Beim Versuch, die Weltpolitik zu verstehen, begegnet man in vielen Ländern immer wieder demselben Satz: „Die USA, der Westen kontrolliert alles.“ Mal hört man ihn in Gesprächen auf der Straße, mal in Universitätsdebatten, mal in Erklärungen von Politikerinnen und Politikern. Zahlreiche gesellschaftliche Gruppen – einschließlich intellektueller Kreise – greifen insbesondere dann auf diesen vereinfachenden Deutungsrahmen zurück, wenn sie die Probleme ihres eigenen Landes erklären wollen. So verführerisch solche Behauptungen auch sind, sie spiegeln nur einen kleinen Teil der Realität wider. Der Einfluss externer Kräfte ist zweifellos vorhanden. Doch zu glauben, dass sie allein alles bestimmen, deutet sowohl politisch als auch psychologisch und gesellschaftlich auf ein tieferes Missverständnis hin.

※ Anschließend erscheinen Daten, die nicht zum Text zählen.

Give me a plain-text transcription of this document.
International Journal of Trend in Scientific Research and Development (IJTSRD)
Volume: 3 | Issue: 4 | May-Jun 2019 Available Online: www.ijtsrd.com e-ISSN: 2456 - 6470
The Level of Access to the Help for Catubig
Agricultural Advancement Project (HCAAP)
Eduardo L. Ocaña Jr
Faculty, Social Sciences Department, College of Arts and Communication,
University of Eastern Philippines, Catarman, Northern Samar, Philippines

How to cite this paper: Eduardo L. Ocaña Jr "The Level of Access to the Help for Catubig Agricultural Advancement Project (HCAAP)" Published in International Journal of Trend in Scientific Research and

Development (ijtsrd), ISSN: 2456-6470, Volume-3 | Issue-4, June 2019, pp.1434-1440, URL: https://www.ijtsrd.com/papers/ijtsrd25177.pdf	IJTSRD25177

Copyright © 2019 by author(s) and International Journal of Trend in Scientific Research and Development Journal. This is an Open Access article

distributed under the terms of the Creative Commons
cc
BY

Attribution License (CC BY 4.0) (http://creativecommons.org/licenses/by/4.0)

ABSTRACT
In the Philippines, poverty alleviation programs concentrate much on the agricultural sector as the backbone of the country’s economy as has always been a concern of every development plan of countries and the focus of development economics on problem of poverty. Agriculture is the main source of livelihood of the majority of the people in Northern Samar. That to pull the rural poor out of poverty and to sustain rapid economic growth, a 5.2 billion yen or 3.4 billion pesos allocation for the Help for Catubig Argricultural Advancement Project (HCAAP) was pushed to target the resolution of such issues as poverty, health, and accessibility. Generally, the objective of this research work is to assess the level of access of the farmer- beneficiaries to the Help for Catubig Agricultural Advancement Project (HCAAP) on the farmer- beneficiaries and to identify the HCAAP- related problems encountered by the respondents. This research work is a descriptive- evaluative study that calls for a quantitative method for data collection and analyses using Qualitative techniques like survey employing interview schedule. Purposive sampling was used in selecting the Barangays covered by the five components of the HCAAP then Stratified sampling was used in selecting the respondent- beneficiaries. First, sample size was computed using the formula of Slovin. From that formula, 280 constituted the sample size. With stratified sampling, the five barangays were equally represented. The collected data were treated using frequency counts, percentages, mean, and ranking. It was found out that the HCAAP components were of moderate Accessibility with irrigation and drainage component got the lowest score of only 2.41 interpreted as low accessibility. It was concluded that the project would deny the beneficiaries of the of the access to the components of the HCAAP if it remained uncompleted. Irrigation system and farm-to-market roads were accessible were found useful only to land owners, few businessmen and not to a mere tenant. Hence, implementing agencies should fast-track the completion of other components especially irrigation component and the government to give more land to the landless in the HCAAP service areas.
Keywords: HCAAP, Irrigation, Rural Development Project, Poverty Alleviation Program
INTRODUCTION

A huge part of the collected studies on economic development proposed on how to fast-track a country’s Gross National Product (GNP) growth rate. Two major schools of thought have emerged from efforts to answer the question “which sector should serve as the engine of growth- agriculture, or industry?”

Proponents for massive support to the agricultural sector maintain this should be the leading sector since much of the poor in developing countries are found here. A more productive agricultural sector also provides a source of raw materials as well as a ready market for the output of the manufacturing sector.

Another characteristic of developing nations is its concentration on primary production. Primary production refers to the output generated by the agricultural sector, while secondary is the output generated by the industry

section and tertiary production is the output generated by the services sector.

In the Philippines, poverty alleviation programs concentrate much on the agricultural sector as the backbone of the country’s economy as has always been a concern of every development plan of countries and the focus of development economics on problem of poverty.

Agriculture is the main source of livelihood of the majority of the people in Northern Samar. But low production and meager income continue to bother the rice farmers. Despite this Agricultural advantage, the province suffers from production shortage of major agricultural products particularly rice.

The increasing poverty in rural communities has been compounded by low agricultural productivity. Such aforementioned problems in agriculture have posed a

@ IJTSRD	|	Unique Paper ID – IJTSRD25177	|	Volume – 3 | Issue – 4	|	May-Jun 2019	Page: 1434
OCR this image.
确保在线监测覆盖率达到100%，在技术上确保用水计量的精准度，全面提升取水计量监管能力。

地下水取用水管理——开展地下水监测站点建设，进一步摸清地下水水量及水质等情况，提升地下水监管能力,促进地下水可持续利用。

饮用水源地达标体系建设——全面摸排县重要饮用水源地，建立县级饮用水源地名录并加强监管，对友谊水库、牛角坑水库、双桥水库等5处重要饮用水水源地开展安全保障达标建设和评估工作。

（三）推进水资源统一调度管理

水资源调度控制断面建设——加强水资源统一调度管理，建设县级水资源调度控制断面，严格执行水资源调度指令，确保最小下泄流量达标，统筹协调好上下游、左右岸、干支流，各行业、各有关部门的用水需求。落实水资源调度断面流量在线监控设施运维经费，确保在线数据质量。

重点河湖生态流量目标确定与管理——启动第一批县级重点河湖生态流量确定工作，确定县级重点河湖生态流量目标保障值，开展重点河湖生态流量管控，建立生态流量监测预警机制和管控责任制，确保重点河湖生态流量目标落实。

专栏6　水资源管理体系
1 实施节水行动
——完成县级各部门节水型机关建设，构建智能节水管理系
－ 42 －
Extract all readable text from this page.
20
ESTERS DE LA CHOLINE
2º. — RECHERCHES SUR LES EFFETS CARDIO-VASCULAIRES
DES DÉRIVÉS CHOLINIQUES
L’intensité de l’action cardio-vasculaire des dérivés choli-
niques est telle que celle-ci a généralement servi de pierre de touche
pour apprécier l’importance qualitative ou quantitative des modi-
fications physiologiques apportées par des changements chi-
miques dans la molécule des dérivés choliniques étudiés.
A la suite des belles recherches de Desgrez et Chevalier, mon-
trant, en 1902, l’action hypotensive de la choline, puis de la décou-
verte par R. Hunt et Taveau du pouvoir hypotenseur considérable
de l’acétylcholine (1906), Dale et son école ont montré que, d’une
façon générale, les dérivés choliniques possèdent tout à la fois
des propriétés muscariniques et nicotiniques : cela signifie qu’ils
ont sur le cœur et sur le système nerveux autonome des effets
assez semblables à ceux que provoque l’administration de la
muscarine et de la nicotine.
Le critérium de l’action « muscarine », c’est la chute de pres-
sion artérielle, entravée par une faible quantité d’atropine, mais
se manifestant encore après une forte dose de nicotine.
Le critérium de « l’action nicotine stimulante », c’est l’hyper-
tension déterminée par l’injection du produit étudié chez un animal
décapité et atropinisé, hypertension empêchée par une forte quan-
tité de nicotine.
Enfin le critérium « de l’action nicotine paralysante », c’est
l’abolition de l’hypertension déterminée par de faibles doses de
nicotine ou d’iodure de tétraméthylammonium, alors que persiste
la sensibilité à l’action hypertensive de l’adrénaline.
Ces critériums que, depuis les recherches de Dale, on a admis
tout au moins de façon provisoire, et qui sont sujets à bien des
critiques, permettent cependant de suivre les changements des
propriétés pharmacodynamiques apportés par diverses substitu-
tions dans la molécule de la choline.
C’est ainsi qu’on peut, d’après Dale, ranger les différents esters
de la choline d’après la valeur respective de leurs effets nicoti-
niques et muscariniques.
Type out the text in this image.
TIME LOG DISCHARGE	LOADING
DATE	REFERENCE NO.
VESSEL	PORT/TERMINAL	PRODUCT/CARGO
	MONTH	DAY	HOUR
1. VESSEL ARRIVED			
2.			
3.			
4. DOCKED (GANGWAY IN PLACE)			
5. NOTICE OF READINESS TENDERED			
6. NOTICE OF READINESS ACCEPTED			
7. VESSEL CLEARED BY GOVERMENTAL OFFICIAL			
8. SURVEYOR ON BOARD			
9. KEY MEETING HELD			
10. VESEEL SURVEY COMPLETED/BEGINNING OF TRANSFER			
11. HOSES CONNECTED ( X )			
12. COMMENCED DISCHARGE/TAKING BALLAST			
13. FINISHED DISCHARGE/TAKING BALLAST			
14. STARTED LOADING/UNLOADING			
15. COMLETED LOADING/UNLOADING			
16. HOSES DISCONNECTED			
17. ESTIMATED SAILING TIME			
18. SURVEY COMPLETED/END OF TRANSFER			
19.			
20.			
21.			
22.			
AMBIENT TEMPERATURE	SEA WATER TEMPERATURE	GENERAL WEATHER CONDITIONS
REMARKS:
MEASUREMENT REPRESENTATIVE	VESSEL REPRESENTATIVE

Globale Macht und der Mythos der absoluten Kontrolle
Niemand bestreitet, dass die USA ein mächtiger Akteur im internationalen System sind. Ihre wirtschaftliche Stärke, ihre Finanznetzwerke, ihre militärische Technologie und ihre Tech-Giganten setzen in vielen Bereichen Standards. Daher ist „Einfluss“ durchaus real. Doch „Einfluss“ mit „totaler Kontrolle“ gleichzusetzen, passt nicht zu den komplexen Strukturen der heutigen Welt.
Im 21. Jahrhundert ist Macht fragmentiert. Der Aufstieg Chinas, das wirtschaftliche Gewicht der Europäischen Union, das demografische und technologische Potenzial Indiens und das zunehmende Profil regionaler Mächte wie der Türkei haben das globale Spielfeld deutlich multipolarer gemacht. Kein Land kann seine Interessen überall und jederzeit widerspruchslos durchsetzen. Lokale Machtgleichgewichte, gesellschaftliche Reaktionen und innere Dynamiken bleiben stets entscheidend.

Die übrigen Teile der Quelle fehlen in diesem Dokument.